December 16, 2016—Inflation was up 1.7% year-over-year in November, and we suspect it will move above 2% for the next several months. The Consumer Price Index (CPI) posted its fourth consecutive increase in the month of November, 0.2% higher than the October reading and 1.7% higher than a year earlier. This is the strongest annual advance since October 2014. The slight increase in month-over- month terms was exactly as the market expected. Core CPI, which removes the impacts of the more volatile inputs (food and energy prices), also had a slight 0.2% increase for the month of November. It is 2.1% higher than a year prior. The graph below shows how headline CPI and core CPI have behaved over the last six years. The separation of the two measures since late 2014 has been driven mostly by the collapse in oil prices which plays through to consumer prices via the price of gasoline. That dragged overall inflation down to zero for much of 2015.


Sources: Bureau of Labor Statistics

Gasoline prices will put upward pressure on inflation…

Starting in late 2015, gas prices were no longer dragging CPI down so the overall reading began to move up again. This upward move is not because the price of gas has increased, but simply because the year-over-year comparison that had been negative for so long is abating. In mid-2014 before the collapse, the average national gas price, measured daily by the American Automobile Association, was about $3.50 per gallon. As it fell, the year-over-year (y/y) declines approached 40%, weighing heavily on overall inflation despite the very small weight that gas receives in the overall CPI. The low point came in February 2016 at about $1.70 per gallon. With prices in December 2016 around $2.25, they are well below the levels before the collapse, but are just now starting to register y/y increases.

For the first time since June 2014, gas prices posted an increase in the CPI report for the month of November, but it was just 1% higher relative to November of last year. The figure is setting up to be quite different for the next CPI report, which will be for the month of December to be released in mid-January 2017. As of last week, the daily prices were up 12% in year-over-year terms and moving higher. If they end up increasing 15% for the month, that would add half a percent to the overall CPI, and move overall inflation above 2% for the first time since mid-2014. We expect this to take place and, also, for the next two reports to move higher on this gas price impact.

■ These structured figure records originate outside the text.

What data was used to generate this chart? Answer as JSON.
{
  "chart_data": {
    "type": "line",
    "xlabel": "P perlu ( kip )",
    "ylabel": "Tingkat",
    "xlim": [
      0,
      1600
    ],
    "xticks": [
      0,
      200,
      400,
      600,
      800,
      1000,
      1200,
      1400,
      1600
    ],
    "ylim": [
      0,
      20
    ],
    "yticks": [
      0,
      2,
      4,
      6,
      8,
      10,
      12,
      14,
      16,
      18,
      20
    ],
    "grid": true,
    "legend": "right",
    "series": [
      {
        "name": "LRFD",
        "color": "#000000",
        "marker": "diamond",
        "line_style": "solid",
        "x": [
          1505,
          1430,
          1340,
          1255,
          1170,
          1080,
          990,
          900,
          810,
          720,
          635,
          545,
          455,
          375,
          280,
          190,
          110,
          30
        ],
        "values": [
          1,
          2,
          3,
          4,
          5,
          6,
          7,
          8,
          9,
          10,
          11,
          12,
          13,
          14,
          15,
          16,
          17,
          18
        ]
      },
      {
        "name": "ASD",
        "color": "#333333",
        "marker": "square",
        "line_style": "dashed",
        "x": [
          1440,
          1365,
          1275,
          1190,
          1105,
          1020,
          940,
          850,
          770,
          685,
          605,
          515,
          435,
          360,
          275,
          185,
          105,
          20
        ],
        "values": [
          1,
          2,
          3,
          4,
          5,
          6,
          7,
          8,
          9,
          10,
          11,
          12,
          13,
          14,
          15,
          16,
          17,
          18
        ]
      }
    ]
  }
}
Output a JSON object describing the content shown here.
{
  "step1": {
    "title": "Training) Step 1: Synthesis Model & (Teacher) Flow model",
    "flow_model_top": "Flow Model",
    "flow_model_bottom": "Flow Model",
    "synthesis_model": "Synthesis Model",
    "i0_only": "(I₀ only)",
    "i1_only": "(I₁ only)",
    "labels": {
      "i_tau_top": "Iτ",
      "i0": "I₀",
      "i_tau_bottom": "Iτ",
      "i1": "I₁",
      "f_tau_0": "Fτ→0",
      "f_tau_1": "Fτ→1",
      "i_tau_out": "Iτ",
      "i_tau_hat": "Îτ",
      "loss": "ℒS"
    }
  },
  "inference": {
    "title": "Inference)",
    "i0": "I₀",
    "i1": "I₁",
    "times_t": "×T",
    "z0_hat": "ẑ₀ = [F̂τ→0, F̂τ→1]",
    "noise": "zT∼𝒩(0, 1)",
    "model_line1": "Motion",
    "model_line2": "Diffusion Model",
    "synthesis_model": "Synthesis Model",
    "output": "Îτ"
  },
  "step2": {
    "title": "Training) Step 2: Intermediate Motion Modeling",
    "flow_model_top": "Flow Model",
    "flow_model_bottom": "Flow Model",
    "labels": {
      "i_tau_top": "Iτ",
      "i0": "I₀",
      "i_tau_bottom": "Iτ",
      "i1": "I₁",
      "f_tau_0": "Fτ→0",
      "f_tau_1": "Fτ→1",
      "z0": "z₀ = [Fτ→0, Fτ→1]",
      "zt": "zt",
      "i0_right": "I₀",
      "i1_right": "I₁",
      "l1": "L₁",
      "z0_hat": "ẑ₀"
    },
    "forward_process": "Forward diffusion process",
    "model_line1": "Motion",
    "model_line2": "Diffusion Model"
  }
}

Source: American Automobile Association, Bureau of Labor Statistics, WTIA

…but it’s not just gas prices

We expect other forces will also be pushing inflation higher in 2017, including the cost of imported goods. The chart below shows that China’s costs of producing goods has been declining for nearly five years, but moved positive in the last few months of 2016. Perhaps not surprisingly, the cost of U.S. imported consumer goods has been declining over that timeframe. China is the largest source of U.S. imports. The data suggest that, over time, when China’s producer prices increase for their manufacturing sector, the cost of U.S. imports increases about six to eight months later. If that relationship holds, we would expect to see import prices moving up in mid-2017. This would put upward pressure on U.S. consumer prices.


Source: Bloomberg

Core Narrative

The CPI data released this week support our core narrative of continued higher inflation for the next 12 months. We expect inflation to accelerate and exceed the Fed’s 2% target rate, which will support the Fed’s expectation for more rate hikes in 2017. The gas price impact will be short-lived, but other impacts such as the price of imported goods discussed above should also be pushing inflation higher. This is supportive of our overall overweight positioning to TIPS.